PhD. Progress Fall 2018

Michael Crawford
November 26th, 2018

Accomplishments To Date

  • All Coursework completed
  • 7 Published papers
    • Cross-Domain Sentiment Analysis: An Empirical Investigation - IRI
    • Integrating Multiple Data Sources to Enhance Sentiment Prediction - IEEE CIC
    • An Investigation of Ensemble Techniques for Detection of Spam Reviews - ICMLA
    • Survey of Review Spam Detection Using Machine Learning Techniques
    • Efficient Modeling of User-Entity Preference in Big Social Networks
    • Gender Prediction in Random Chat Networks Using Topological Network Structures and Masked Content
    • Reducing Feature Set Explosion to Facilitate Real-World Review Spam Detection

Research Conducted In Fall 2017

  • Collected additional reviews
    • 640 hotels and restaurants located in 8 additional Cites
    • San Francisco, San Diego, Los Angeles, Seattle, Boston, Houston, Tampa, Detroit
    • Additional 740,000 reviews
    • Dataset now contains about 1,000,000 reviews
  • Baseline testing with spark cluster
Classifier AUC
LR 0.74
MNB 0.66
DT 0.46
RF100 0.75

Research Conducted Spring 2018 -- Deep Learning

  • Setup research environment for testing with pyTorch
  • Researched ways to use deep learning to improve results
  • Trained new word embeddings using RNN's

Research Conducted Spring 2018 -- Fake Review Generation

  • Used text prediction as the task to train the word embeddings
  • A side effect is the ability to generate fake reviews
  • Example 1
    • Seed: The rooms are very nice and the staff was
    • Result: very nice and helpful staff. The hotel is in a great location , right next to the convention center
  • Eample 2
    • Seed: The rooms are very nice but
    • Result: the hotel is a little bit of a walk from the main entrance. The hotel is very nice and the staff is very friendly . The rooms are clean and the beds are comfortable .

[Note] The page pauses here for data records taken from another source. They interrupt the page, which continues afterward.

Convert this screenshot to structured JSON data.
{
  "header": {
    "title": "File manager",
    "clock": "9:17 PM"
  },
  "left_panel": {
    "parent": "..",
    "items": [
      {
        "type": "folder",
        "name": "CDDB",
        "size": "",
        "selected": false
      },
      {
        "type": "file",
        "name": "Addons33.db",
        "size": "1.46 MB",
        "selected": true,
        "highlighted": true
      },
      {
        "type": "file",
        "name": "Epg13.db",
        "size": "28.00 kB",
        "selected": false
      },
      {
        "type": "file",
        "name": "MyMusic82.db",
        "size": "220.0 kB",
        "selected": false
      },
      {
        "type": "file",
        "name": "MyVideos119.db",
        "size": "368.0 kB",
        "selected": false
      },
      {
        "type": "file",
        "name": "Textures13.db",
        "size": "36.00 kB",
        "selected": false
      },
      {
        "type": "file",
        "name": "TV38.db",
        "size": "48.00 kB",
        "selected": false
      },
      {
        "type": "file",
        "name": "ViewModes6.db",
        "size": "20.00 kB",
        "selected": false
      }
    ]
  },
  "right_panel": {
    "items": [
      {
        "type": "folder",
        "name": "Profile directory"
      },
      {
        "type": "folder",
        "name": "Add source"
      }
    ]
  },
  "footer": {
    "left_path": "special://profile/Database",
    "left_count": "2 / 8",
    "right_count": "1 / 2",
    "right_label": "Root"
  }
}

Research Conducted this Semester

  • Incorporated hotel text prediction language model encoder into rnn classfier
    • Takes the last encoding layer and replaces it with a layer to predict spam
    • Decreases error rate over MNB by 47%
    • Increases AUC by 5.4%
    • Note: I believe I can improve this still by playing with the dropouts and learning rates
  • Used transfer learning to take a language model trained on wikipedia to assist.
    • Slight increase in performance (much quicker training times)
    • Still evaluating

Next Steps

  • Test for different ways to help with the class imbalance
  • Evaluate on restaurant dataset
  • Evaluate on combined dataset
  • Publish findings